China: Fell Short Of Initial Ambitions, But Potential To Pick Itself Up
While China had aimed to have a total of 500,000 and 5mn EVs (including plug-in hybrids) on the road by 2015 and 2020 respectively, its goals have fallen far short in the near term. This is due to affordability concerns, lack of strong government measures and technology issues. While Chinese wages have made impressive strides in recent years, the country's 2012 GDP per-capita of US$6,000 still puts the electric car out of reach for the average Chinese consumer. Furthermore, the Chinese government only offers purchase incentives to domestically produced EVs, which are few in number, and domestic brands still suffer from quality issues ( see, 'EV Trial A Positive Step', October 10 2012).
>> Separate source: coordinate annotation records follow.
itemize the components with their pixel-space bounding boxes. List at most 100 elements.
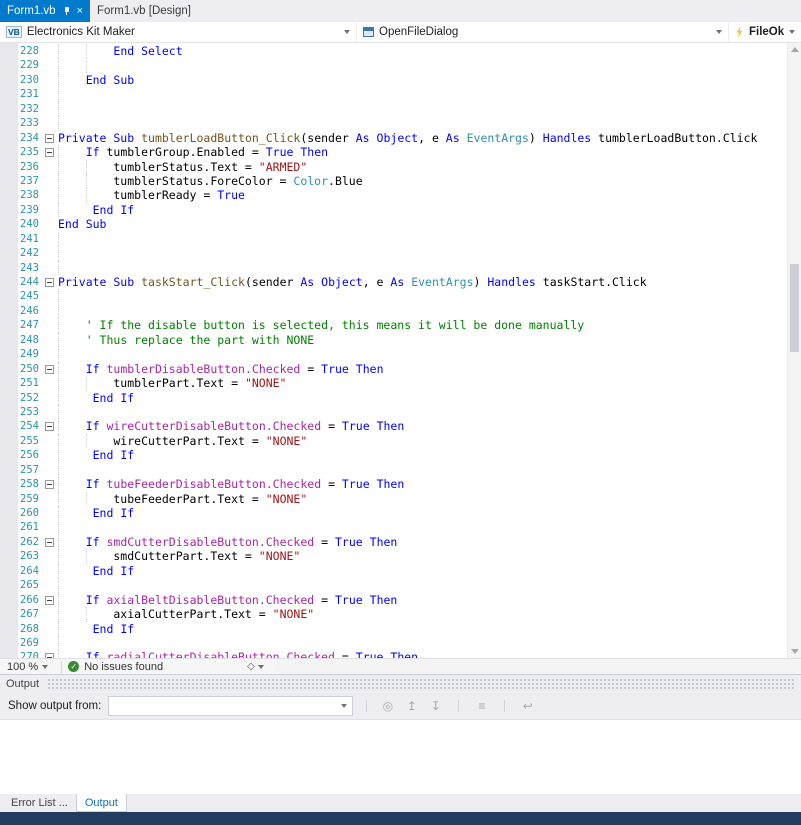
toolbar-divider [458, 700, 459, 712]
code-token [58, 333, 86, 347]
check-icon: ✓ [68, 661, 79, 672]
code-text [58, 58, 787, 72]
code-token: smdCutterDisableButton.Checked [107, 535, 315, 549]
code-editor[interactable]: 228 End Select229230 End Sub231232233234… [0, 43, 801, 658]
go-to-next-message-icon[interactable]: ↧ [428, 699, 443, 713]
code-line: 267 axialCutterPart.Text = "NONE" [18, 607, 787, 621]
indent-guide [58, 636, 59, 650]
line-number: 228 [18, 44, 42, 58]
fold-collapse-icon[interactable] [45, 538, 54, 547]
document-health-indicator[interactable]: ✓ No issues found [68, 661, 163, 673]
code-token [100, 650, 107, 658]
code-token: True [356, 650, 384, 658]
fold-collapse-icon[interactable] [45, 148, 54, 157]
output-panel-header[interactable]: Output [0, 675, 801, 693]
code-tokens: tumblerPart.Text = "NONE" [58, 376, 286, 390]
fold-collapse-icon[interactable] [45, 278, 54, 287]
line-number: 262 [18, 535, 42, 549]
scrollbar-thumb[interactable] [790, 264, 799, 352]
combo-dropdown-button[interactable] [336, 697, 352, 715]
indent-guide [58, 87, 59, 101]
fold-collapse-icon[interactable] [45, 596, 54, 605]
fold-collapse-icon[interactable] [45, 422, 54, 431]
code-line: 253 [18, 405, 787, 419]
pin-icon[interactable] [63, 7, 71, 16]
show-output-from-label: Show output from: [8, 700, 101, 712]
fold-margin [42, 145, 58, 159]
document-tab-bar: Form1.vb × Form1.vb [Design] [0, 0, 801, 22]
go-to-previous-message-icon[interactable]: ↥ [404, 699, 419, 713]
code-token: As [446, 131, 460, 145]
code-text [58, 347, 787, 361]
tab-output[interactable]: Output [76, 794, 127, 812]
member-dropdown[interactable]: FileOk [728, 22, 801, 42]
code-tokens: If smdCutterDisableButton.Checked = True… [58, 535, 397, 549]
clear-all-icon[interactable]: ≡ [474, 699, 489, 713]
editor-vertical-scrollbar[interactable] [787, 43, 801, 658]
code-line: 234Private Sub tumblerLoadButton_Click(s… [18, 131, 787, 145]
zoom-control[interactable]: 100 % [0, 659, 55, 674]
tab-form1-vb-design[interactable]: Form1.vb [Design] [90, 0, 198, 22]
output-content[interactable] [0, 719, 801, 794]
fold-margin [42, 564, 58, 578]
code-tokens: Private Sub taskStart_Click(sender As Ob… [58, 275, 647, 289]
toggle-word-wrap-icon[interactable]: ↩ [520, 699, 535, 713]
code-tokens: End If [58, 203, 134, 217]
fold-margin [42, 506, 58, 520]
fold-collapse-icon[interactable] [45, 480, 54, 489]
code-token [100, 535, 107, 549]
line-number: 257 [18, 463, 42, 477]
code-token [100, 477, 107, 491]
code-token: radialCutterDisableButton.Checked [107, 650, 335, 658]
code-token [58, 622, 93, 636]
code-token: wireCutterDisableButton.Checked [107, 419, 322, 433]
show-output-from-combo[interactable] [108, 696, 353, 716]
line-number: 229 [18, 58, 42, 72]
breakpoint-margin[interactable] [0, 43, 18, 658]
fold-collapse-icon[interactable] [45, 134, 54, 143]
code-text: If tubeFeederDisableButton.Checked = Tru… [58, 477, 787, 491]
code-text: smdCutterPart.Text = "NONE" [58, 549, 787, 563]
code-token: True [335, 535, 363, 549]
find-message-in-code-icon[interactable]: ◎ [380, 699, 395, 713]
scroll-up-arrow-icon[interactable] [791, 47, 799, 52]
editor-horizontal-scrollbar[interactable] [274, 659, 801, 674]
code-cleanup-button[interactable]: ◇ [247, 661, 264, 672]
code-text [58, 636, 787, 650]
project-dropdown-label: Electronics Kit Maker [27, 26, 344, 38]
class-dropdown[interactable]: OpenFileDialog [356, 22, 728, 42]
code-token: EventArgs [411, 275, 473, 289]
fold-collapse-icon[interactable] [45, 365, 54, 374]
code-token: .Blue [328, 174, 363, 188]
fold-collapse-icon[interactable] [45, 653, 54, 658]
code-token: True [266, 145, 294, 159]
code-text: End If [58, 564, 787, 578]
code-text: tumblerStatus.ForeColor = Color.Blue [58, 174, 787, 188]
code-line: 259 tubeFeederPart.Text = "NONE" [18, 492, 787, 506]
line-number: 259 [18, 492, 42, 506]
dropdown-arrow-icon [258, 665, 264, 669]
indent-guide [86, 58, 87, 72]
code-line: 240End Sub [18, 217, 787, 231]
code-token: axialCutterPart.Text = [58, 607, 273, 621]
code-token [58, 535, 86, 549]
code-token [58, 506, 93, 520]
tab-form1-vb[interactable]: Form1.vb × [0, 0, 90, 22]
line-number: 238 [18, 188, 42, 202]
code-text: End If [58, 622, 787, 636]
code-token: wireCutterPart.Text = [58, 434, 266, 448]
close-icon[interactable]: × [77, 6, 83, 17]
line-number: 265 [18, 578, 42, 592]
line-number: 250 [18, 362, 42, 376]
member-dropdown-label: FileOk [749, 26, 789, 38]
scroll-down-arrow-icon[interactable] [791, 649, 799, 654]
code-token [100, 419, 107, 433]
project-dropdown[interactable]: VB Electronics Kit Maker [0, 22, 356, 42]
code-token: As [390, 275, 404, 289]
fold-margin [42, 578, 58, 592]
tab-error-list[interactable]: Error List ... [3, 794, 76, 812]
code-line: 252 End If [18, 391, 787, 405]
code-tokens: If tumblerDisableButton.Checked = True T… [58, 362, 384, 376]
fold-margin [42, 203, 58, 217]
line-number: 246 [18, 304, 42, 318]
Given that China is the world's biggest automotive market and recently overtook the US, it is noteworthy to compare it with the US, in terms of EV sales. The chart below shows total annual sales of plug-in hybrids and pure EVs in the two countries respectively. Despite China's grandiose ambitions, the chart is a sobering reminder of how much more work the world's largest automotive market needs to do, if it also wants to take over the mantle of the world's biggest EV market.
|China Punching Below Its Weight|
|US & China- Total Annual Sales Of Pure EVs And Plug-In Hybrids, Units|
However, there is cause for optimism due to recent developments in the Chinese EV segment. Foreign automakers are starting to use EV joint ventures to circumvent the locally produced requirement to be eligible for subsidies ( see 'Nissan's Local Brand A Model For Japanese Automakers', November 27 2012). Also, Chinese firms are increasingly using technology transfers from their global peers as well as foreign acquisitions, to move up the EV/battery technology ladder ( see 'Wanxiang Win Shows Growing Chinese Clout', December 10 2012).
Although, we do not see foreign EV manufacturers rushing into China to set-up shop in the short term due to the nascent market, we believe a stronger commitment from the government and falling EV prices, could help the country become the world leader in this segment in the medium-to long term. Also, given that China is the world's largest market for electric bikes (a fleet of over 120mn units and annual sales of over 20mn units), consumers are likely to already have a taste of battery propulsion technology and would not need much persuasion to make the switch to electric cars, when their price point becomes more attractive in the future.